How is your relationship with paper these days?
Recently my aunt revealed a family artifact from the 1940's. It was a large volume of The Daily (newspaper) from the University of Washington. My Granddad in his college days worked for The Daily in various capacities. The paper itself was heavy, almost like parchment, and the ink had an emerging neon like-quality outlining the black of the nostalgic typeface. The ads depicted products and services likely departed from institutional memory.
"What do we do with it?" First things first, I had to put it down. It was heavy. I thought it might be able to be a coffee table book, assuming the table was the size of a standard door. I wondered if the U Dub would want this archival piece, but I'm sure they have their fair share of archives. "Let's keep it in the family." I appreciated the sentiment, because I will examine the volume one day. In some ways I wasn't sure it was wise to keep. This volume is big, bulky, and a lot of paper. I wondered about the value and usefulness of this paper.
Last night at a meeting, a member of the congregational Transition Team handed me a piece of paper with an article about our work together for the church newsletter.
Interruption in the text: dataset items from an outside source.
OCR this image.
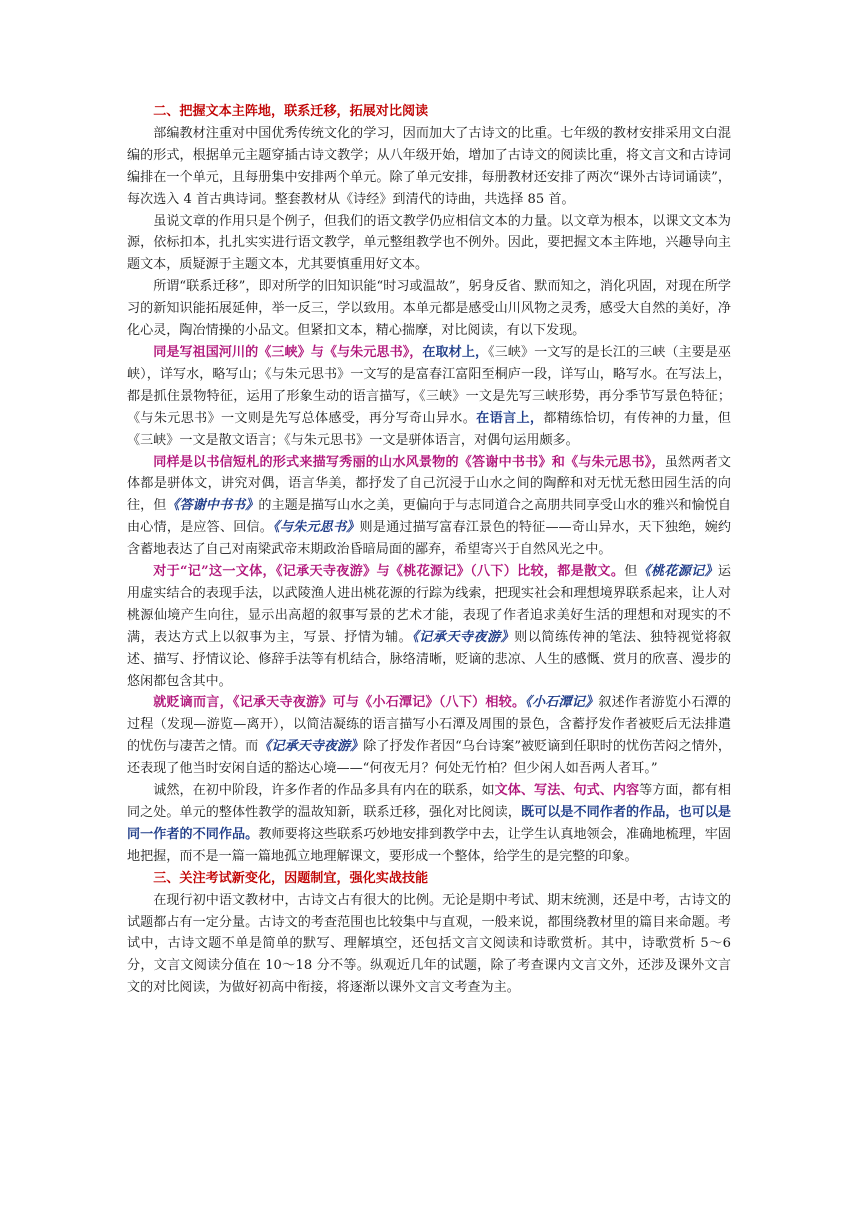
二、把握文本主阵地，联系迁移，拓展对比阅读

部编教材注重对中国优秀传统文化的学习，因而加大了古诗文的比重。七年级的教材安排采用文白混编的形式，根据单元主题穿插古诗文教学；从八年级开始，增加了古诗文的阅读比重，将文言文和古诗词编排在一个单元，且每册集中安排两个单元。除了单元安排，每册教材还安排了两次“课外古诗词诵读”，每次选入 4 首古典诗词。整套教材从《诗经》到清代的诗曲，共选择 85 首。

虽说文章的作用只是个例子，但我们的语文教学仍应相信文本的力量。以文章为根本，以课文文本为源，依标扣本，扎扎实实进行语文教学，单元整组教学也不例外。因此，要把握文本主阵地，兴趣导向主题文本，质疑源于主题文本，尤其要慎重用好文本。

所谓“联系迁移”，即对所学的旧知识能“时习或温故”，躬身反省、默而知之，消化巩固，对现在所学习的新知识能拓展延伸，举一反三，学以致用。本单元都是感受山川风物之灵秀，感受大自然的美好，净化心灵，陶冶情操的小品文。但紧扣文本，精心揣摩，对比阅读，有以下发现。

同是写祖国河川的《三峡》与《与朱元思书》，在取材上，《三峡》一文写的是长江的三峡（主要是巫峡），详写水，略写山；《与朱元思书》一文写的是富春江富阳至桐庐一段，详写山，略写水。在写法上，都是抓住景物特征，运用了形象生动的语言描写，《三峡》一文是先写三峡形势，再分季节写景色特征；《与朱元思书》一文则是先写总体感受，再分写奇山异水。在语言上，都精练恰切，有传神的力量，但《三峡》一文是散文语言；《与朱元思书》一文是骈体语言，对偶句运用颇多。

同样是以书信短札的形式来描写秀丽的山水风景物的《答谢中书书》和《与朱元思书》，虽然两者文体都是骈体文，讲究对偶，语言华美，都抒发了自己沉浸于山水之间的陶醉和对无忧无愁田园生活的向往，但《答谢中书书》的主题是描写山水之美，更偏向于与志同道合之高朋共同享受山水的雅兴和愉悦自由心情，是应答、回信。《与朱元思书》则是通过描写富春江景色的特征——奇山异水，天下独绝，婉约含蓄地表达了自己对南梁武帝末期政治昏暗局面的鄙弃，希望寄兴于自然风光之中。

对于“记”这一文体，《记承天寺夜游》与《桃花源记》（八下）比较，都是散文。但《桃花源记》运用虚实结合的表现手法，以武陵渔人进出桃花源的行踪为线索，把现实社会和理想境界联系起来，让人对桃源仙境产生向往，显示出高超的叙事写景的艺术才能，表现了作者追求美好生活的理想和对现实的不满，表达方式上以叙事为主，写景、抒情为辅。《记承天寺夜游》则以简练传神的笔法、独特视觉将叙述、描写、抒情议论、修辞手法等有机结合，脉络清晰，贬谪的悲凉、人生的感慨、赏月的欣喜、漫步的悠闲都包含其中。

就贬谪而言，《记承天寺夜游》可与《小石潭记》（八下）相较。《小石潭记》叙述作者游览小石潭的过程（发现—游览—离开），以简洁凝练的语言描写小石潭及周围的景色，含蓄抒发作者被贬后无法排遣的忧伤与凄苦之情。而《记承天寺夜游》除了抒发作者因“乌台诗案”被贬谪到任职时的忧伤苦闷之情外，还表现了他当时安闲自适的豁达心境——“何夜无月？何处无竹柏？但少闲人如吾两人者耳。”

诚然，在初中阶段，许多作者的作品多具有内在的联系，如文体、写法、句式、内容等方面，都有相同之处。单元的整体性教学的温故知新，联系迁移，强化对比阅读，既可以是不同作者的作品，也可以是同一作者的不同作品。教师要将这些联系巧妙地安排到教学中去，让学生认真地领会，准确地梳理，牢固地把握，而不是一篇一篇地孤立地理解课文，要形成一个整体，给学生的是完整的印象。

三、关注考试新变化，因题制宜，强化实战技能

在现行初中语文教材中，古诗文占有很大的比例。无论是期中考试、期末统测，还是中考，古诗文的试题都占有一定分量。古诗文的考查范围也比较集中与直观，一般来说，都围绕教材里的篇目来命题。考试中，古诗文题不单是简单的默写、理解填空，还包括文言文阅读和诗歌赏析。其中，诗歌赏析 5～6 分，文言文阅读分值在 10～18 分不等。纵观近几年的试题，除了考查课内文言文外，还涉及课外文言文的对比阅读，为做好初高中衔接，将逐渐以课外文言文考查为主。
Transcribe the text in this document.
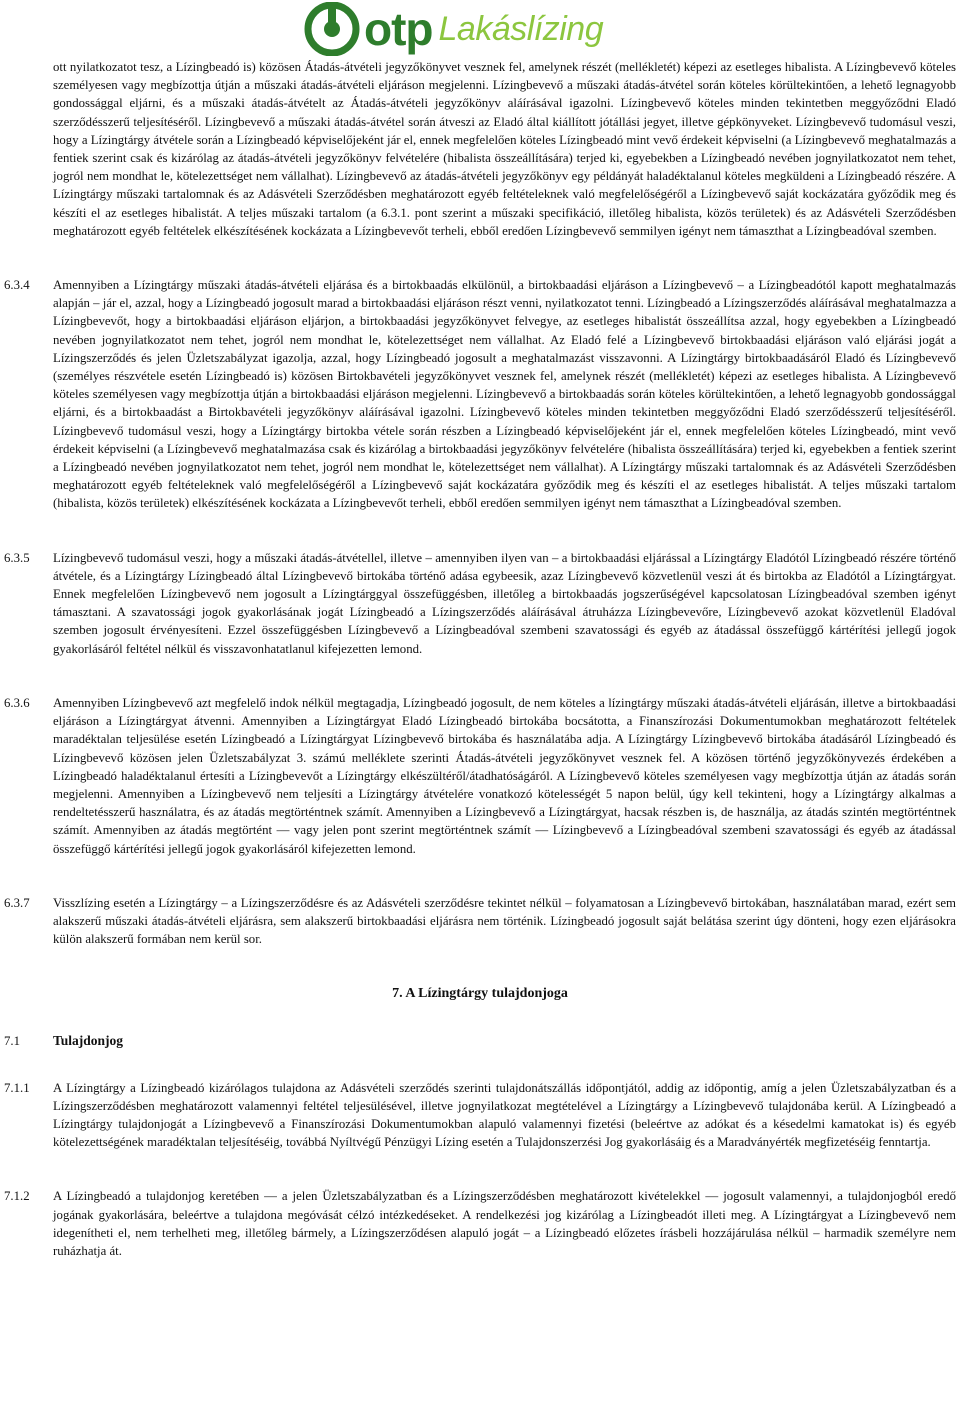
otp Lakáslízing

ott nyilatkozatot tesz, a Lízingbeadó is) közösen Átadás-átvételi jegyzőkönyvet vesznek fel, amelynek részét (mellékletét) képezi az esetleges hibalista. A Lízingbevevő köteles személyesen vagy megbízottja útján a műszaki átadás-átvételi eljáráson megjelenni. Lízingbevevő a műszaki átadás-átvétel során köteles körültekintően, a lehető legnagyobb gondossággal eljárni, és a műszaki átadás-átvételt az Átadás-átvételi jegyzőkönyv aláírásával igazolni. Lízingbevevő köteles minden tekintetben meggyőződni Eladó szerződésszerű teljesítéséről. Lízingbevevő a műszaki átadás-átvétel során átveszi az Eladó által kiállított jótállási jegyet, illetve gépkönyveket. Lízingbevevő tudomásul veszi, hogy a Lízingtárgy átvétele során a Lízingbeadó képviselőjeként jár el, ennek megfelelően köteles Lízingbeadó mint vevő érdekeit képviselni (a Lízingbevevő meghatalmazás a fentiek szerint csak és kizárólag az átadás-átvételi jegyzőkönyv felvételére (hibalista összeállítására) terjed ki, egyebekben a Lízingbeadó nevében jognyilatkozatot nem tehet, jogról nem mondhat le, kötelezettséget nem vállalhat). Lízingbevevő az átadás-átvételi jegyzőkönyv egy példányát haladéktalanul köteles megküldeni a Lízingbeadó részére. A Lízingtárgy műszaki tartalomnak és az Adásvételi Szerződésben meghatározott egyéb feltételeknek való megfelelőségéről a Lízingbevevő saját kockázatára győződik meg és készíti el az esetleges hibalistát. A teljes műszaki tartalom (a 6.3.1. pont szerint a műszaki specifikáció, illetőleg hibalista, közös területek) és az Adásvételi Szerződésben meghatározott egyéb feltételek elkészítésének kockázata a Lízingbevevőt terheli, ebből eredően Lízingbevevő semmilyen igényt nem támaszthat a Lízingbeadóval szemben.

6.3.4	Amennyiben a Lízingtárgy műszaki átadás-átvételi eljárása és a birtokbaadás elkülönül, a birtokbaadási eljáráson a Lízingbevevő – a Lízingbeadótól kapott meghatalmazás alapján – jár el, azzal, hogy a Lízingbeadó jogosult marad a birtokbaadási eljáráson részt venni, nyilatkozatot tenni. Lízingbeadó a Lízingszerződés aláírásával meghatalmazza a Lízingbevevőt, hogy a birtokbaadási eljáráson eljárjon, a birtokbaadási jegyzőkönyvet felvegye, az esetleges hibalistát összeállítsa azzal, hogy egyebekben a Lízingbeadó nevében jognyilatkozatot nem tehet, jogról nem mondhat le, kötelezettséget nem vállalhat. Az Eladó felé a Lízingbevevő birtokbaadási eljáráson való eljárási jogát a Lízingszerződés és jelen Üzletszabályzat igazolja, azzal, hogy Lízingbeadó jogosult a meghatalmazást visszavonni. A Lízingtárgy birtokbaadásáról Eladó és Lízingbevevő (személyes részvétele esetén Lízingbeadó is) közösen Birtokbavételi jegyzőkönyvet vesznek fel, amelynek részét (mellékletét) képezi az esetleges hibalista. A Lízingbevevő köteles személyesen vagy megbízottja útján a birtokbaadási eljáráson megjelenni. Lízingbevevő a birtokbaadás során köteles körültekintően, a lehető legnagyobb gondossággal eljárni, és a birtokbaadást a Birtokbavételi jegyzőkönyv aláírásával igazolni. Lízingbevevő köteles minden tekintetben meggyőződni Eladó szerződésszerű teljesítéséről. Lízingbevevő tudomásul veszi, hogy a Lízingtárgy birtokba vétele során részben a Lízingbeadó képviselőjeként jár el, ennek megfelelően köteles Lízingbeadó, mint vevő érdekeit képviselni (a Lízingbevevő meghatalmazása csak és kizárólag a birtokbaadási jegyzőkönyv felvételére (hibalista összeállítására) terjed ki, egyebekben a fentiek szerint a Lízingbeadó nevében jognyilatkozatot nem tehet, jogról nem mondhat le, kötelezettséget nem vállalhat). A Lízingtárgy műszaki tartalomnak és az Adásvételi Szerződésben meghatározott egyéb feltételeknek való megfelelőségéről a Lízingbevevő saját kockázatára győződik meg és készíti el az esetleges hibalistát. A teljes műszaki tartalom (hibalista, közös területek) elkészítésének kockázata a Lízingbevevőt terheli, ebből eredően semmilyen igényt nem támaszthat a Lízingbeadóval szemben.

6.3.5	Lízingbevevő tudomásul veszi, hogy a műszaki átadás-átvétellel, illetve – amennyiben ilyen van – a birtokbaadási eljárással a Lízingtárgy Eladótól Lízingbeadó részére történő átvétele, és a Lízingtárgy Lízingbeadó által Lízingbevevő birtokába történő adása egybeesik, azaz Lízingbevevő közvetlenül veszi át és birtokba az Eladótól a Lízingtárgyat. Ennek megfelelően Lízingbevevő nem jogosult a Lízingtárggyal összefüggésben, illetőleg a birtokbaadás jogszerűségével kapcsolatosan Lízingbeadóval szemben igényt támasztani. A szavatossági jogok gyakorlásának jogát Lízingbeadó a Lízingszerződés aláírásával átruházza Lízingbevevőre, Lízingbevevő azokat közvetlenül Eladóval szemben jogosult érvényesíteni. Ezzel összefüggésben Lízingbevevő a Lízingbeadóval szembeni szavatossági és egyéb az átadással összefüggő kártérítési jellegű jogok gyakorlásáról feltétel nélkül és visszavonhatatlanul kifejezetten lemond.

6.3.6	Amennyiben Lízingbevevő azt megfelelő indok nélkül megtagadja, Lízingbeadó jogosult, de nem köteles a lízingtárgy műszaki átadás-átvételi eljárásán, illetve a birtokbaadási eljáráson a Lízingtárgyat átvenni. Amennyiben a Lízingtárgyat Eladó Lízingbeadó birtokába bocsátotta, a Finanszírozási Dokumentumokban meghatározott feltételek maradéktalan teljesülése esetén Lízingbeadó a Lízingtárgyat Lízingbevevő birtokába és használatába adja. A Lízingtárgy Lízingbevevő birtokába átadásáról Lízingbeadó és Lízingbevevő közösen jelen Üzletszabályzat 3. számú melléklete szerinti Átadás-átvételi jegyzőkönyvet vesznek fel. A közösen történő jegyzőkönyvezés érdekében a Lízingbeadó haladéktalanul értesíti a Lízingbevevőt a Lízingtárgy elkészültéről/átadhatóságáról. A Lízingbevevő köteles személyesen vagy megbízottja útján az átadás során megjelenni. Amennyiben a Lízingbevevő nem teljesíti a Lízingtárgy átvételére vonatkozó kötelességét 5 napon belül, úgy kell tekinteni, hogy a Lízingtárgy alkalmas a rendeltetésszerű használatra, és az átadás megtörténtnek számít. Amennyiben a Lízingbevevő a Lízingtárgyat, hacsak részben is, de használja, az átadás szintén megtörténtnek számít. Amennyiben az átadás megtörtént — vagy jelen pont szerint megtörténtnek számít — Lízingbevevő a Lízingbeadóval szembeni szavatossági és egyéb az átadással összefüggő kártérítési jellegű jogok gyakorlásáról kifejezetten lemond.

6.3.7	Visszlízing esetén a Lízingtárgy – a Lízingszerződésre és az Adásvételi szerződésre tekintet nélkül – folyamatosan a Lízingbevevő birtokában, használatában marad, ezért sem alakszerű műszaki átadás-átvételi eljárásra, sem alakszerű birtokbaadási eljárásra nem történik. Lízingbeadó jogosult saját belátása szerint úgy dönteni, hogy ezen eljárásokra külön alakszerű formában nem kerül sor.

7. A Lízingtárgy tulajdonjoga

7.1	Tulajdonjog

7.1.1	A Lízingtárgy a Lízingbeadó kizárólagos tulajdona az Adásvételi szerződés szerinti tulajdonátszállás időpontjától, addig az időpontig, amíg a jelen Üzletszabályzatban és a Lízingszerződésben meghatározott valamennyi feltétel teljesülésével, illetve jognyilatkozat megtételével a Lízingtárgy a Lízingbevevő tulajdonába kerül. A Lízingbeadó a Lízingtárgy tulajdonjogát a Lízingbevevő a Finanszírozási Dokumentumokban alapuló valamennyi fizetési (beleértve az adókat és a késedelmi kamatokat is) és egyéb kötelezettségének maradéktalan teljesítéséig, továbbá Nyíltvégű Pénzügyi Lízing esetén a Tulajdonszerzési Jog gyakorlásáig és a Maradványérték megfizetéséig fenntartja.

7.1.2	A Lízingbeadó a tulajdonjog keretében — a jelen Üzletszabályzatban és a Lízingszerződésben meghatározott kivételekkel — jogosult valamennyi, a tulajdonjogból eredő jogának gyakorlására, beleértve a tulajdona megóvását célzó intézkedéseket. A rendelkezési jog kizárólag a Lízingbeadót illeti meg. A Lízingtárgyat a Lízingbevevő nem idegenítheti el, nem terhelheti meg, illetőleg bármely, a Lízingszerződésen alapuló jogát – a Lízingbeadó előzetes írásbeli hozzájárulása nélkül – harmadik személyre nem ruházhatja át.
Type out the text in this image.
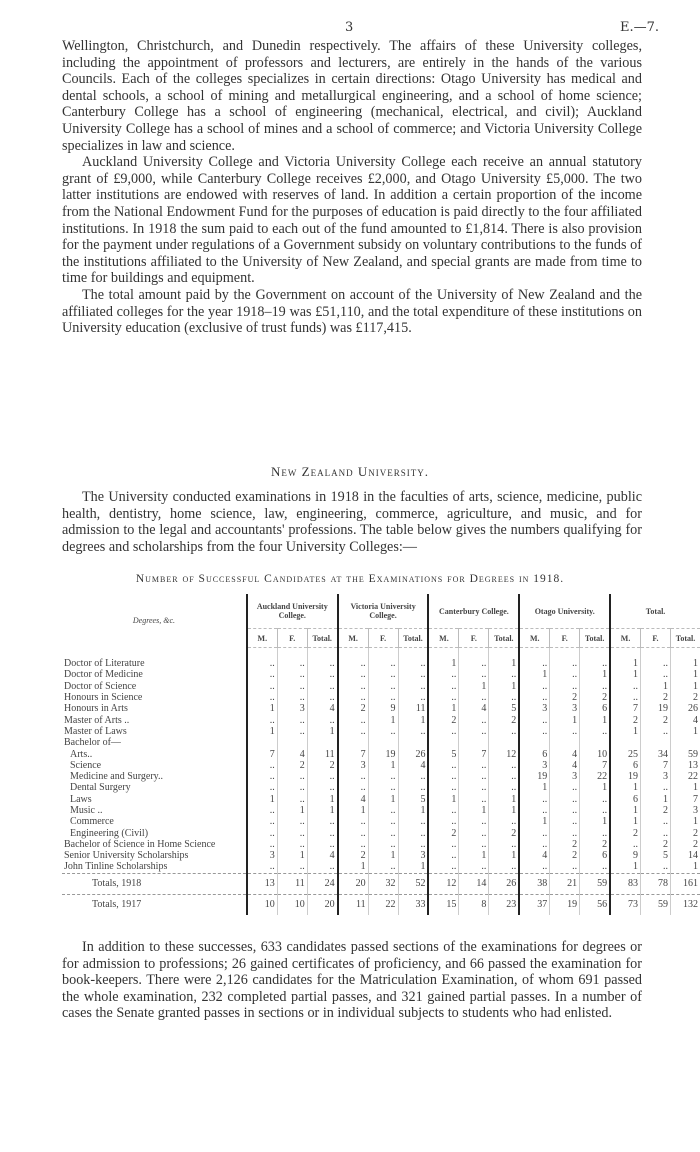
3	E.—7.

Wellington, Christchurch, and Dunedin respectively. The affairs of these University colleges, including the appointment of professors and lecturers, are entirely in the hands of the various Councils. Each of the colleges specializes in certain directions: Otago University has medical and dental schools, a school of mining and metallurgical engineering, and a school of home science; Canterbury College has a school of engineering (mechanical, electrical, and civil); Auckland University College has a school of mines and a school of commerce; and Victoria University College specializes in law and science.

Auckland University College and Victoria University College each receive an annual statutory grant of £9,000, while Canterbury College receives £2,000, and Otago University £5,000. The two latter institutions are endowed with reserves of land. In addition a certain proportion of the income from the National Endowment Fund for the purposes of education is paid directly to the four affiliated institutions. In 1918 the sum paid to each out of the fund amounted to £1,814. There is also provision for the payment under regulations of a Government subsidy on voluntary contributions to the funds of the institutions affiliated to the University of New Zealand, and special grants are made from time to time for buildings and equipment.

The total amount paid by the Government on account of the University of New Zealand and the affiliated colleges for the year 1918–19 was £51,110, and the total expenditure of these institutions on University education (exclusive of trust funds) was £117,415.

New Zealand University.

The University conducted examinations in 1918 in the faculties of arts, science, medicine, public health, dentistry, home science, law, engineering, commerce, agriculture, and music, and for admission to the legal and accountants' professions. The table below gives the numbers qualifying for degrees and scholarships from the four University Colleges:—

Number of Successful Candidates at the Examinations for Degrees in 1918.
Degrees, &c.	Auckland University College.			Victoria University College.			Canterbury College.			Otago University.			Total.		
	M.	F.	Total.	M.	F.	Total.	M.	F.	Total.	M.	F.	Total.	M.	F.	Total.
Doctor of Literature	..	..	..	..	..	..	1	..	1	..	..	..	1	..	1
Doctor of Medicine	..	..	..	..	..	..	..	..	..	1	..	1	1	..	1
Doctor of Science	..	..	..	..	..	..	..	1	1	..	..	..	..	1	1
Honours in Science	..	..	..	..	..	..	..	..	..	..	2	2	..	2	2
Honours in Arts	1	3	4	2	9	11	1	4	5	3	3	6	7	19	26
Master of Arts ..	..	..	..	..	1	1	2	..	2	..	1	1	2	2	4
Master of Laws	1	..	1	..	..	..	..	..	..	..	..	..	1	..	1
Bachelor of—															
Arts..	7	4	11	7	19	26	5	7	12	6	4	10	25	34	59
Science	..	2	2	3	1	4	..	..	..	3	4	7	6	7	13
Medicine and Surgery..	..	..	..	..	..	..	..	..	..	19	3	22	19	3	22
Dental Surgery	..	..	..	..	..	..	..	..	..	1	..	1	1	..	1
Laws	1	..	1	4	1	5	1	..	1	..	..	..	6	1	7
Music ..	..	1	1	1	..	1	..	1	1	..	..	..	1	2	3
Commerce	..	..	..	..	..	..	..	..	..	1	..	1	1	..	1
Engineering (Civil)	..	..	..	..	..	..	2	..	2	..	..	..	2	..	2
Bachelor of Science in Home Science	..	..	..	..	..	..	..	..	..	..	2	2	..	2	2
Senior University Scholarships	3	1	4	2	1	3	..	1	1	4	2	6	9	5	14
John Tinline Scholarships	..	..	..	1	..	1	..	..	..	..	..	..	1	..	1
Totals, 1918	13	11	24	20	32	52	12	14	26	38	21	59	83	78	161
Totals, 1917	10	10	20	11	22	33	15	8	23	37	19	56	73	59	132

In addition to these successes, 633 candidates passed sections of the examinations for degrees or for admission to professions; 26 gained certificates of proficiency, and 66 passed the examination for book-keepers. There were 2,126 candidates for the Matriculation Examination, of whom 691 passed the whole examination, 232 completed partial passes, and 321 gained partial passes. In a number of cases the Senate granted passes in sections or in individual subjects to students who had enlisted.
I didn't want the piece of paper. I'm less likely to read the piece if the writing is on paper. I asked her if she could email it to me. I was a little surprised by my request. I immediately started thinking about how I ended my newspaper subscription at the end of November. I like some of the tactile activity of reading the newspaper, but I don't miss it like I thought I would. My cycle of actions is beginning to disengage my life from the printed word. About the only reading I look forward to reading is a letter or card from a family member or friend, or a book I'm looking forward to reading, or for most of my Bible study. I imagine that will change soon, I can't quite get myself to direct 300 dollars toward a Kindle at this time. The iPhone I purchased in October has expedited the shift from paper to electronic communication and reading.
I know others have gone through this transition without much thought, pain or reflection. I can't say what I'm feeling with disengaging from paper is pain. I think that paper is a medium for relationships. My understanding of news and writing came through my relationship with my Granddad and paper. I still like writing and receiving cards from the people I love--especially handwritten cards. The Bible carries a bit more meaning when I turn pages and use my hands with the gentle motion of page turning and using my finger. This is my relationship with God we are talking about.
I can now imagine a day where I am not reading a printed word on paper for hours at a time. Last night I caught a glimpse of that life and the transition I am making. I'm not sure my life will be hurt by this change. That life is definitely different.